Disarstar: Und die paar Frauen die mitmachen dürfen, müssen heiß sein.
ME: Du hast nie einen Hehl aus deinen früheren Problemen mit Rauschmitteln gemacht. Dein vorheriges Album BOHEMIEN ist laut eigener Aussage im Rausch entstanden, jetzt lebst du gerade komplett abstinent. Hast du Angst vor Kontrollverlust?
Disarstar: Ich kriege Panik, wenn ich nur den Anflug von Kontrollverlust spüre. Ich habe ein Problem damit, Alkohol und Drogen zu regulieren. Aber ich kann es komplett bleiben lassen. Ich habe eine krasse Suchtveranlagung, gepaart mit einer extremen Strenge mit mir selbst. Ich habe Phasen in meinem Leben, da drehe ich drei Monate frei – dann geht es mir scheiße und ich lass es wieder für ein Jahr lang bleiben.
ME: Nächster Albumtitel: SUCHT & DISZIPLIN. Woher kommen diese Schwankungen?
Disarstar: Selbstzerstörung spielt da eine ganz wesentliche Rolle.
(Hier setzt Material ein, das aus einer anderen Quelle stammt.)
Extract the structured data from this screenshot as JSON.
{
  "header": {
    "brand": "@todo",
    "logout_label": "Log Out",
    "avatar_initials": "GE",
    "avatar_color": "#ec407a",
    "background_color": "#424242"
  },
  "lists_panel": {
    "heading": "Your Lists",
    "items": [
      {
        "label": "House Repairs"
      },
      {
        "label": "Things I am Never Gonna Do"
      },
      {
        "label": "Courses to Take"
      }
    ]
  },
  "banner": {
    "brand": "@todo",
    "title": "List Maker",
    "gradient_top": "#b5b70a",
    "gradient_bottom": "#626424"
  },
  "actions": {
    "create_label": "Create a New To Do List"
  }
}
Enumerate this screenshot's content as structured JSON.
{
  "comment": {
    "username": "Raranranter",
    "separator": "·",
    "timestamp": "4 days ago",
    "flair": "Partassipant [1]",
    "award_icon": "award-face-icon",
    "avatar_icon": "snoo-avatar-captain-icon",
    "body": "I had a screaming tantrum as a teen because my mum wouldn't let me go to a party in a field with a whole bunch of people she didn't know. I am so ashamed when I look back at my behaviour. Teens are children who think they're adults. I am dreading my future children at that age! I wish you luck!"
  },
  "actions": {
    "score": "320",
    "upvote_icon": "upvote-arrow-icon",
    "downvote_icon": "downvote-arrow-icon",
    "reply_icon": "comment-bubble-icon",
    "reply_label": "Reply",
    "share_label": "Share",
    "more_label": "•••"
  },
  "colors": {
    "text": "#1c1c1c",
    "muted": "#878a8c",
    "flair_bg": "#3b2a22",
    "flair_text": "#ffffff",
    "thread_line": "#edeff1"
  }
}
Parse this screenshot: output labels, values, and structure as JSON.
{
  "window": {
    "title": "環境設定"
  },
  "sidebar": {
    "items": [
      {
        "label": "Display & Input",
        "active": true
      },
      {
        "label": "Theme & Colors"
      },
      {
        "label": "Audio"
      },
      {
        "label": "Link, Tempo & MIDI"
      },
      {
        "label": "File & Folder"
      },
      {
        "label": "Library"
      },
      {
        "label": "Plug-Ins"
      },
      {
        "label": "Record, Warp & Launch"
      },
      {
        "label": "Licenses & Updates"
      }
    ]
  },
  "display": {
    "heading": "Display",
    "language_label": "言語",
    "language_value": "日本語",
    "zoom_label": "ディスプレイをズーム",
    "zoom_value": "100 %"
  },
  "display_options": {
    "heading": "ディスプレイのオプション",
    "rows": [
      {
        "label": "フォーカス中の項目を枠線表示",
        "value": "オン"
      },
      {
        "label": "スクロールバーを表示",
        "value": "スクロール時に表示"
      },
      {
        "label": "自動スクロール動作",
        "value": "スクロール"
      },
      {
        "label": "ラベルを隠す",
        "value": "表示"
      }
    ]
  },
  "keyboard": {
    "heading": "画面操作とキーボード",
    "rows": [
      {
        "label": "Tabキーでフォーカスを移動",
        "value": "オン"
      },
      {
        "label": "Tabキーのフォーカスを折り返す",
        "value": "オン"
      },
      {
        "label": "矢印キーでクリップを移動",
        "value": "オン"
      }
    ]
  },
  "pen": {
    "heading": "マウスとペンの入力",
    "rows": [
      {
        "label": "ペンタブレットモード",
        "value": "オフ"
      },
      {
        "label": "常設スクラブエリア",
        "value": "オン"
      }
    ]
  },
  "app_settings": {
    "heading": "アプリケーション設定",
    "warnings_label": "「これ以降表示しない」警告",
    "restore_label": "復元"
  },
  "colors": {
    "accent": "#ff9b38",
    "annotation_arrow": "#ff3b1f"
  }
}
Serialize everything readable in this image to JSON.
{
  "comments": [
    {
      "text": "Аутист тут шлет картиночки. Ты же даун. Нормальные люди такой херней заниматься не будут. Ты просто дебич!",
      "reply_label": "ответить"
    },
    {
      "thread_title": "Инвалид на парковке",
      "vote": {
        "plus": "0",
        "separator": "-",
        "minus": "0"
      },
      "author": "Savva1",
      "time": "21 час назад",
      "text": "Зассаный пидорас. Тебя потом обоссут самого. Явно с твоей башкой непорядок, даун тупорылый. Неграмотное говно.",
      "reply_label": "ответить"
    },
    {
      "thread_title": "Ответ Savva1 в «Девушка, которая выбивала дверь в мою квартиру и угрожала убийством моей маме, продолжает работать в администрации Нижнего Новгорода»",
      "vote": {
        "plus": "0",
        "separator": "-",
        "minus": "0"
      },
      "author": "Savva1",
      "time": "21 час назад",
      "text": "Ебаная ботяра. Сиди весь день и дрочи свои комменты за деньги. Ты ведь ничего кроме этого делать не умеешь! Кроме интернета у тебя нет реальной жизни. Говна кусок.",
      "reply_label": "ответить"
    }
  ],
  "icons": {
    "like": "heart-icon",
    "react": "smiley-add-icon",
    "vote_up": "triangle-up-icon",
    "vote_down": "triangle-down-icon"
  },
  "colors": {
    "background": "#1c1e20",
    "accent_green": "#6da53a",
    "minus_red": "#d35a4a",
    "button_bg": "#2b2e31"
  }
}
Seit ich ein kleiner Junge bin war mein Leben immer Chaos, Kampf und Unberechenbarkeit. Jetzt wo ich erwachsen bin habe ich mich besser unter Kontrolle: Ich treibe viel Sport, mache Musik, habe gerade mein Abitur nachgeholt. Irgendwann kommt dann der Moment, an dem mir mein Leben zu strukturiert, zu „normal“ ist und ich das Bedürfnis habe, wieder in alte Verhaltensweisen zu rutschen.
ME: KLASSENKAMPF & KITSCH ist ein sehr persönliches Album. Songs wie „Dystopia“, „Tommy“, „All die Jahre“ und „ADHS“ behandeln psychische Krankheiten und Probleme aus deiner Vergangenheit – woher kam der Impuls, Mental Health Awareness zum Thema zu machen?
Disarstar: Das ist ein omnipräsentes Thema. Ich fand, es ist an der Zeit, die Dinge beim Namen zu nennen. In früheren Songs habe ich all dies auf einer Metaebene behandelt. Aber bei diesem Album wollte ich konkreter sein.
ME: Du bist jetzt 26 Jahre alt. Würdest du sagen, dass du mit wachsendem Alter immer glücklicher wirst?
Disarstar: Ich werde ruhiger. 2018 war das beste Jahr meines ganzen Lebens, dann kam 2019 und war noch besser als das Jahr zuvor. Mir geht es nicht mehr darum, mein Leben noch besser zu machen. Mir geht es darum, es mir nicht kaputt machen.